What exception is expected? except ValueError: is better. It lets the reader know what type of exception might occur, giving context.

It is also for your benefit. What if you accidentally wrote ... int(cmp[2]) ... inside try: ... except: pass? You would get one trillion NameError exceptions raised and suppressed. After a long, long period of time, the program would complete and write an empty result file, leaving you with no clue what went wrong. Narrowing the type of exception caught to a ValueError would immediately reveal the issue.

It would be much better to actually handle the error, instead of suppressing it. Print out a message explaining what the problem was: what row failed to convert properly. If there are known valid reasons why the conversion might fail, check that the failure was expected, and report if the failure was not of the expected variety.

Named Tuples

Giving names to your data structure elements can help readability.
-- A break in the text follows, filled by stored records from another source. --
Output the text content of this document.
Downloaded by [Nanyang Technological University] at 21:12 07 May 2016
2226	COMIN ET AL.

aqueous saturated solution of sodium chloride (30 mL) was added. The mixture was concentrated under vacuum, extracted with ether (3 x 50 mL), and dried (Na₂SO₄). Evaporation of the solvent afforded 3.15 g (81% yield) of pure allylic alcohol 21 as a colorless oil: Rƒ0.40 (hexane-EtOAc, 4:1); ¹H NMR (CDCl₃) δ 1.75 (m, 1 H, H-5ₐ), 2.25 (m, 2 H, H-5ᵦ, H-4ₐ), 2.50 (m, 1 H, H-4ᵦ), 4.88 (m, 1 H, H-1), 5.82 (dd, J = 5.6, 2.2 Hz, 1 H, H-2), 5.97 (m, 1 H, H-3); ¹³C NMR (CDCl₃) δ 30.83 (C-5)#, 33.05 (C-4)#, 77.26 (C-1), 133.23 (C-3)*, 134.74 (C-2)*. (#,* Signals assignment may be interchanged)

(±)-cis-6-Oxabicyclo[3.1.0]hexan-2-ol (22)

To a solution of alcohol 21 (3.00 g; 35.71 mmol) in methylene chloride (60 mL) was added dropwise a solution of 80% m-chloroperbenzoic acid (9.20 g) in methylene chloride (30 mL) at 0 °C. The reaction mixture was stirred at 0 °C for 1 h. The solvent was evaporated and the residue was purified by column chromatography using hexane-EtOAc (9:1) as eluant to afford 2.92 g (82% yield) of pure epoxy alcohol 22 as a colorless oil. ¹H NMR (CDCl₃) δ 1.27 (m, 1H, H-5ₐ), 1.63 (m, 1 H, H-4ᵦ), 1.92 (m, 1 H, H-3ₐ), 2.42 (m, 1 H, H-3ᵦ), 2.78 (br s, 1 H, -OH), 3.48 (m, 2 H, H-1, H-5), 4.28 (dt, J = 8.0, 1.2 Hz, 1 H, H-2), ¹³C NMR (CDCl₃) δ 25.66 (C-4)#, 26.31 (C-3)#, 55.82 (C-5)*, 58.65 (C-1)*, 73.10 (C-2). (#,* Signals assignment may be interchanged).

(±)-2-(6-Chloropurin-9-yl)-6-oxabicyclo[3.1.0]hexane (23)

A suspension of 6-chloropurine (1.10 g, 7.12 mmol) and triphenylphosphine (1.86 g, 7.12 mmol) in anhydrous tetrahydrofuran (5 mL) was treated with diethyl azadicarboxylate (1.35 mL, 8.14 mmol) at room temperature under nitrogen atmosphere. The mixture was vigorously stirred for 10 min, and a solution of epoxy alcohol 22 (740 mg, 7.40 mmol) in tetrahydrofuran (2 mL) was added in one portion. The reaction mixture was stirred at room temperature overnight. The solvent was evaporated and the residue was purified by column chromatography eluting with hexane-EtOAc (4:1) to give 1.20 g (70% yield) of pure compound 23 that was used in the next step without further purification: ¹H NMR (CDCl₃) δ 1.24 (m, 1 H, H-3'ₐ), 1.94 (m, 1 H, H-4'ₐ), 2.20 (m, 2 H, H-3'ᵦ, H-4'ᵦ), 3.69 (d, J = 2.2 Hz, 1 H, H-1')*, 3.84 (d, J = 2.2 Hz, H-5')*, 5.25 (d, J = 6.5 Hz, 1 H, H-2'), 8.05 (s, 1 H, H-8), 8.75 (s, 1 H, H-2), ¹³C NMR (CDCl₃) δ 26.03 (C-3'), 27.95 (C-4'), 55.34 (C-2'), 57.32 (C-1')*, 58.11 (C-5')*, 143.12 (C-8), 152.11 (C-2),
What is comp[1]? row[2]? comp[3]? It is very difficult to tell from the code.

Consider instead:

...
from typing import NamedTuple

class Product(NamedTuple):
    product: str
    pos_min: int
    pos_max: int
    count_pos: int

...

with open(r'product.csv', 'r') as file1:
    my_reader = csv.reader(file1, delimiter=';')
    products = []
    for row in my_reader:
        try:
            product = row[0]
            pos_min, pos_max, count_pos = map(int, row[1:])
            products.append(Product(product, pos_min, pos_max, count_pos))
        except ValueError:
            pass

    for row in products:
        ...
        for comp in products:
            if row.pos_min >= comp.pos_min and row.pos_max <= comp.pos_max and row.product != comp.product:
                res[row.product].append([comp.product, comp.count_pos])

        ...

This is immediately more readable. We're not comparing some arbitrary thing at indices 1, 2, and 0; we're comparing named things.

Speaking of names ...

I've changed list_csv to products. It was read from a CSV file, but the elements are no longer comma-separated-values. The commas are long gone. Its just a list of products.
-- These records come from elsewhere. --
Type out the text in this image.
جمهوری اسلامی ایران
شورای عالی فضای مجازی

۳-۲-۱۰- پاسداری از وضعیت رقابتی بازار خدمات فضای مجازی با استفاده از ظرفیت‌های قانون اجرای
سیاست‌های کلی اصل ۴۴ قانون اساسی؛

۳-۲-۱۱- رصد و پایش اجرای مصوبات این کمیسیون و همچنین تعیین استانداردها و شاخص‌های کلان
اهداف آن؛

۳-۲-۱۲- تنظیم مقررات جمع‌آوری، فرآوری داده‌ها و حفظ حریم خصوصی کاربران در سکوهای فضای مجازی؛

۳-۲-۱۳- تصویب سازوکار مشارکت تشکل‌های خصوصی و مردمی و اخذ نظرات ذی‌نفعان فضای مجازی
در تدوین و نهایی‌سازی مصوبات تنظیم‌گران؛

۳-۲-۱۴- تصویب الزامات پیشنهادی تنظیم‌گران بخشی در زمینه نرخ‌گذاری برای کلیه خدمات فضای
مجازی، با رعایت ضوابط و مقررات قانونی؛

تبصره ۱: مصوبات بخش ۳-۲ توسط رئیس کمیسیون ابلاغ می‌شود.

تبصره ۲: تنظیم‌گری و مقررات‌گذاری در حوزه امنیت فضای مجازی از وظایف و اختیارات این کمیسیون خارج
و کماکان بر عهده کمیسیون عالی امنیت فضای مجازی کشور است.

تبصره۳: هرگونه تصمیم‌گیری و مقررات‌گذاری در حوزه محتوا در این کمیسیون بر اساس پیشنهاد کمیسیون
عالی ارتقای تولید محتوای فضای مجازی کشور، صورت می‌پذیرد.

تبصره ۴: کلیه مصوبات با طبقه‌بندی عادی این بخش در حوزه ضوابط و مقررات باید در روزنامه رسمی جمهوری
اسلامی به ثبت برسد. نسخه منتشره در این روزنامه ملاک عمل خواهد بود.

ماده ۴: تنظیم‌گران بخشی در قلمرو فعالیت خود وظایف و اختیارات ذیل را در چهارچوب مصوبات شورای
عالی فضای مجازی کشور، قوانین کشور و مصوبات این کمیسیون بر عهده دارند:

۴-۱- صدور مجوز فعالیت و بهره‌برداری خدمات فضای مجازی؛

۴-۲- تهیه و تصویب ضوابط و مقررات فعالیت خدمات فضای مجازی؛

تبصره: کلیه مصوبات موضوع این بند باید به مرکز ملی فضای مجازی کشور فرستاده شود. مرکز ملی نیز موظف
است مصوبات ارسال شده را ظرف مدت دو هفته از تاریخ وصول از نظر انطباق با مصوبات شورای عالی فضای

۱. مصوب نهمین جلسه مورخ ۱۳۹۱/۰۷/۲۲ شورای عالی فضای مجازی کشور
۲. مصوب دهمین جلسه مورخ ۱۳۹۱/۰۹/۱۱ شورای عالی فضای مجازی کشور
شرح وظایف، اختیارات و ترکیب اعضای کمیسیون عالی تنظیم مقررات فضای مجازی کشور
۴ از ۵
row and comp could use better names too.

I've also replaced:

            for k in range(len(list_csv)):
                comp= list_csv[k]

with loop directly over the values of the list. There is no need for the k index variable.

Algorithm

With the above changes, your algorithm is still the same, which means it is still \$O(N^2)\$.

Can we improve it? Sorting is \$O(N \log N)\$ which is better than \$O(N^2)\$, so is an easy thing to try. What can we sort on? Would sorting on position_min help us?

Yes, it would, but we need to be careful.

With products sorted on position_min, then row.pos_min >= comp.pos_min would be true for all comp items occurring earlier than row in the products list. We might be tempted to loop for row_idx in range(len(products)), and for comp_idx in range(row_idx), but we'd introduce a bug:

Several items sorted after row might still have an pos_min equal to row.pos_min, so we can't just loop up to the current row. But we can stop when we reach the first min_pos value larger than row.pos_min.


sort(products, key=...)

for row in products:
    limit = row.min_pos
    for comp in products:
        if comp.min_pos > limit:
            break
        if row.max_pos <= comp.max_pos and row.product != comp.product:
            res[row.product].append([comp.product, comp.count_pos])

    ...

One trillion row-pairings just dropped to one-half trillion row-pairings. It is still \$O(N^2)\$, but we cut the time in half.